The Daguerreotype Achromat is directly inspired by the world’s first photographic optic lens – a 19th century invention created for the Daguerreotype camera by Charles Chevalier. Almost two centuries later, we’ve reworked it as a powerful tool for modern-day photographers and cinematographers. Lomography
The above quote gives a brief explanation as to what the Daguerreotype Achromat art lens is all about. A throwback to the past with all the technology and convenience of the modern day – but for £399+, what exactly are you getting?
Upon ordering the lens I had no idea what I would receive in the post. However, I was not disappointed. The packaging is beautiful and feels like something truly worth treasuring.
Having opened the box, the first things you see are multiple small cards and papers revealing information such as the warranty details and the serial number of your unique lens. Straight away, the impression is given of this lens being a collectable as well as something practical and artistic.
Next, we have a fairly comprehensive booklet giving an introduction into areas such as history, facts and figures as well as examples of what the lens is capable of. For example, what the hell is a Daguerreotype? A similar brief history can be seen [here].
This booklet is beautifully designed and feels in keeping with Lomography‘s established brand. Potentially the most important part of this booklet for those of us new to art lenses is the explanation of what exactly the ‘Waterhouse aperture system’ is.

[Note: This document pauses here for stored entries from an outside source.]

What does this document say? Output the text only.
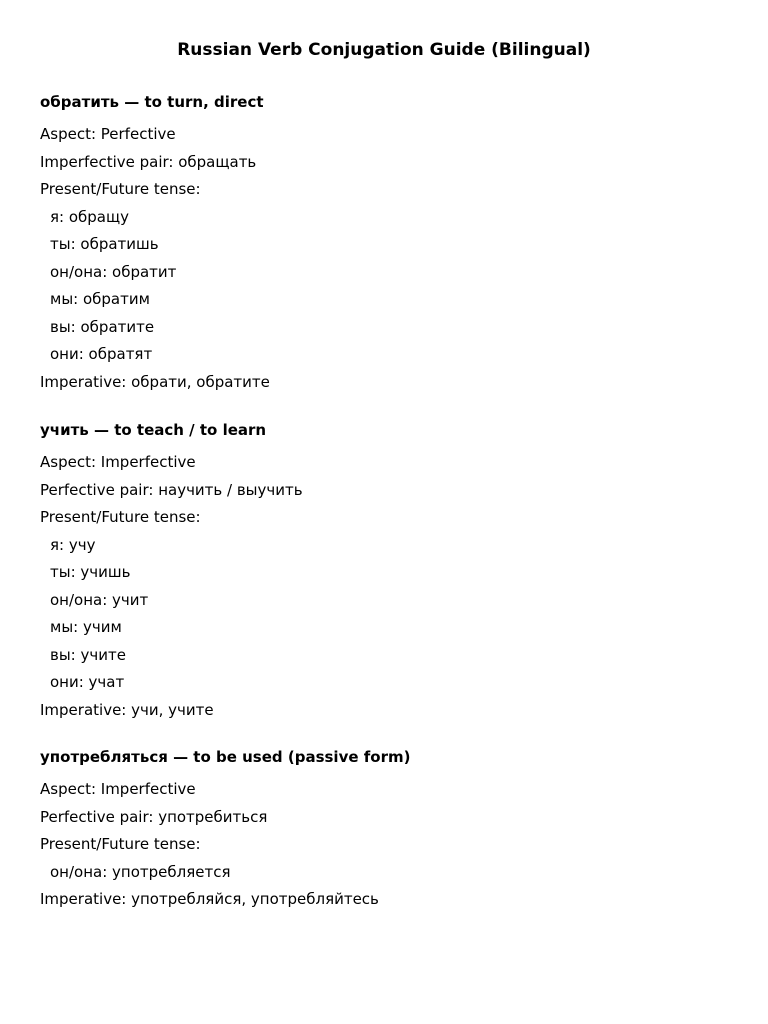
Russian Verb Conjugation Guide (Bilingual)
обратить — to turn, direct
Aspect: Perfective
Imperfective pair: обращать
Present/Future tense:
я: обращу
ты: обратишь
он/она: обратит
мы: обратим
вы: обратите
они: обратят
Imperative: обрати, обратите
учить — to teach / to learn
Aspect: Imperfective
Perfective pair: научить / выучить
Present/Future tense:
я: учу
ты: учишь
он/она: учит
мы: учим
вы: учите
они: учат
Imperative: учи, учите
употребляться — to be used (passive form)
Aspect: Imperfective
Perfective pair: употребиться
Present/Future tense:
он/она: употребляется
Imperative: употребляйся, употребляйтесь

Also used in Lomography’s Petzval art lens, below is a quote demonstrating the history and purpose of this system.
The Waterhouse aperture system is a unique and easy way to change the aperture on a lens. Simply by switching between different sized aperture plates, you can control the size of your aperture opening. And not only do they add a touch of 19th century charm to your photography, they also allow for even more creative opportunities by using specially designed aperture plates. – Lomography.
I remember learning about such aperture plates back in college. However, on a practical level it does mean the slot in which these plates are inserted into the lens makes the lens feel somewhat vulnerable. The loop/keyring pictured above sadly does not come with the lens, but for a small price I believe it is a worthy addition to such a kit.
As beautiful as the booklet is, taking it out of the box reveals the main attraction. The striking brass build of the Daguerreotype Achromat lens creates something fascinating and precious. One cannot be to blame for bypassing the booklet entirely in favour of unwrapping the lens from the protective plastic it is shipped in.
It is stated within the paperwork that each lens is unique and some colour differences or small marks/scratches may be visible. I enjoy this, it adds to the authenticity of such an item. The lens is elegantly engraved on both the body and lens cap as seen above, and the design feels like the perfect balance between the old and new. Is it a little bit over the top? Probably, but do you buy a lens like this for it to blend in? I have some thoughts on that for later in this article.
My immediate reaction once I had attached the lens to my Nikon D810 was to laugh. Over the top? Definitely.
Having looked past the initial juxtaposition of the lens on my shiny new camera, I inserted the first of the aperture plates and was thrilled by the novelty of trying something new in an art I am otherwise so accustomed to.
So far I’ve spoken very highly of the art lens, so what could possibly be wrong with it? A number of small details do bother me. For example, the lens cap feels loose and has occasionally been knocked off and although I have not had it for long, I can imagine with some extended use I will have to be even more aware of dust and damp settling inside the body of the lens. More issues may come up, but for now I have one major gripe and unfortunately, it may not be a fault with the lens.
I briefly took my camera with this lens out into Southampton city centre. Usually, I would be somewhat aware of having such kit out in a busy public space. This day however, I was more aware than ever. It wasn’t the value of the lens, but how gleamingly obvious it was to anyone who may catch a look. People looked at it, blending into a crowd simply is not an option. When I first ordered the lens I saw that a black version costing £80 more would soon be on sale I thought, why would you want black when you can have it in brass?! Well now I know. I’m not sure it’s worth the extra money, but I imagine it would go a long way to eliminating this problem.
Also included in the package, a cleaning cloth, a small manual book and the somewhat flimsy (yet fashionable) lens pouch. Reading about this lens, there is a lot to be said about why a professional photographer would need this lens. Why have a 19th century quality to your photographs when they could be crisp, clear and without distraction? And of course, those dirty photography words cannot be ignored: Instagram Filters.
Yes, the results can look somewhat ‘Instagram’, but there’s a reason that style became so popular in the first place. It has a beautiful, playful quality to it. Nonetheless, the impressive f/2.9 capabilities of the Waterhouse aperture system cannot be ignored. That’s only .1 away from what I use to photograph live bands.
I will be testing the versatility within a professional environment using this lens later this week. For now, I will have to get over people staring and put this lens to the test. After all, what’s not to stare at? The Daguerreotype Achromat Art Lens is STUNNING!